The splendor of Chanukah has left our midst. We will kindle no lights tonight. We are left to clean our Chanukios and work off those extra pounds from 8 days of latkes, donuts, and gelt. Nevertheless, the messages of Chanukah are still significantly relevant even as we make our way past this holiday. There are ideas that are tied to Chanukah, both on this website and others, that are not intrinsically unique to the eight days that follow the 25th of Kislev.

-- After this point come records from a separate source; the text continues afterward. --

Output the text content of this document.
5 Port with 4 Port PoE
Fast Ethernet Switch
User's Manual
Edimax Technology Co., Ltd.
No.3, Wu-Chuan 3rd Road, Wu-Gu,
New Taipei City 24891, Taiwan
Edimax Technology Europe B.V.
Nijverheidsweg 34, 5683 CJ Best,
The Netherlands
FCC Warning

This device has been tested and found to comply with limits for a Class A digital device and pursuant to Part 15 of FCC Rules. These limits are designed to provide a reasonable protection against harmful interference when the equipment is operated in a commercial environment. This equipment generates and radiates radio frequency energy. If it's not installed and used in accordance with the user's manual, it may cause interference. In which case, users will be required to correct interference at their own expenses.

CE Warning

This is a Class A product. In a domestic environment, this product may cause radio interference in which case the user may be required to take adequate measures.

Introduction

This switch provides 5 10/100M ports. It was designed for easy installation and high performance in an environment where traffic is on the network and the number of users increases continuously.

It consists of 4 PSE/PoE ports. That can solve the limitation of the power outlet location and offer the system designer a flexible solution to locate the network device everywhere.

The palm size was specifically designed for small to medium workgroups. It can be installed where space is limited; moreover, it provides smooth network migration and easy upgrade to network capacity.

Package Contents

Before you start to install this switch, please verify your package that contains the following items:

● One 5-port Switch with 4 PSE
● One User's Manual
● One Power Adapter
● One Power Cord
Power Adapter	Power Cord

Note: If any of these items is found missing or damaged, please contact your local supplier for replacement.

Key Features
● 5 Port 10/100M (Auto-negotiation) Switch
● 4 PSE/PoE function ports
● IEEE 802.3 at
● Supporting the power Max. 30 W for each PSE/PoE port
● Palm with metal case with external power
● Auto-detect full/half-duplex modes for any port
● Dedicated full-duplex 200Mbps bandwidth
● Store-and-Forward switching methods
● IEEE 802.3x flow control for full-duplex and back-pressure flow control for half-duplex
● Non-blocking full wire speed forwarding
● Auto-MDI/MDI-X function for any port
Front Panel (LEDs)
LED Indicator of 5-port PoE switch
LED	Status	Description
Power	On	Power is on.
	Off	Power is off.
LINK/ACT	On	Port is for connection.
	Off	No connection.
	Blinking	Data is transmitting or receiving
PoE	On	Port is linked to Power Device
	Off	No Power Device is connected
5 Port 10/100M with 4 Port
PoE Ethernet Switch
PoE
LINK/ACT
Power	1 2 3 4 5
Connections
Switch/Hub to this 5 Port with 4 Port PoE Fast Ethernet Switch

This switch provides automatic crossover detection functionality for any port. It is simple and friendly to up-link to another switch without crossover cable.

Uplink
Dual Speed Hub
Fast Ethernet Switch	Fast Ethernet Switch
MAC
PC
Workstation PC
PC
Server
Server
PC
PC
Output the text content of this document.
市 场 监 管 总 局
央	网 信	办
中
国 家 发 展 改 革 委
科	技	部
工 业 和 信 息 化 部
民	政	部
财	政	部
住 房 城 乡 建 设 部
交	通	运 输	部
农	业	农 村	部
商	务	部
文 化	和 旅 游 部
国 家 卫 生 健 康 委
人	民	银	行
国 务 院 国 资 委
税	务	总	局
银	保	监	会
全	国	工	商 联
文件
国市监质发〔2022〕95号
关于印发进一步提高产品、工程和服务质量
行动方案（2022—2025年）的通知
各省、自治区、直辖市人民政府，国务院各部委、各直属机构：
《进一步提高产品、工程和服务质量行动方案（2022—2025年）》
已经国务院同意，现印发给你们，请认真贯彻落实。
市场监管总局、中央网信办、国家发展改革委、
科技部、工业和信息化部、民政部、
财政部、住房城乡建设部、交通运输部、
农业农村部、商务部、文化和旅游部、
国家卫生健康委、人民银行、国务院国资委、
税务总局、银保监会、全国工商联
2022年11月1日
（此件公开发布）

Rav Shaul Alter, Rosh Yeshiva of the Jerusalem Sfas Emes Yeshiva and son of the previous Gerrer Rebbe, notes that the light and inspiration of Chanukah is to last throughout the year. He writes that we know there are two prevalent customs when it comes to the location of lighting our menorahs. The first, is to light in a place which will be seen by the masses. In Israel, this usually means lighting outside, while in America, it usually means lighting near a window where the lights are visible to passersby. The second custom is to light in a doorway on the opposite side of the mezuzah, on the left side of an entrance. This ensures that, the mezuzah on one side, and the menorah on the other, one is literally “surrounded” by mitzvos.
By lighting near the mezuzah, Rav Alter points out, we are almost mimicking the scroll itself. We are commanded to place mezuzos on our doorposts, and they are to remain there for as long as we dwell in that location. Even when we move to a new location, they are to be put up there as well. The mezuzos are kavua, fixed or established. They remain in place day in and day out. This, Rav Alter explains, is how the inspiration from Chanukah should be to us, in our hears. Kavua, established within us for the rest of the year, and for the rest of our lives. We don’t give much day-to-day thought to our mezuzos. They hang on the wall. We see them, but they remain stationary. The inspiration that we gained from Chanukah should carry us through. It must be kavua, affixed within us, until we are recharged and reinspired next year.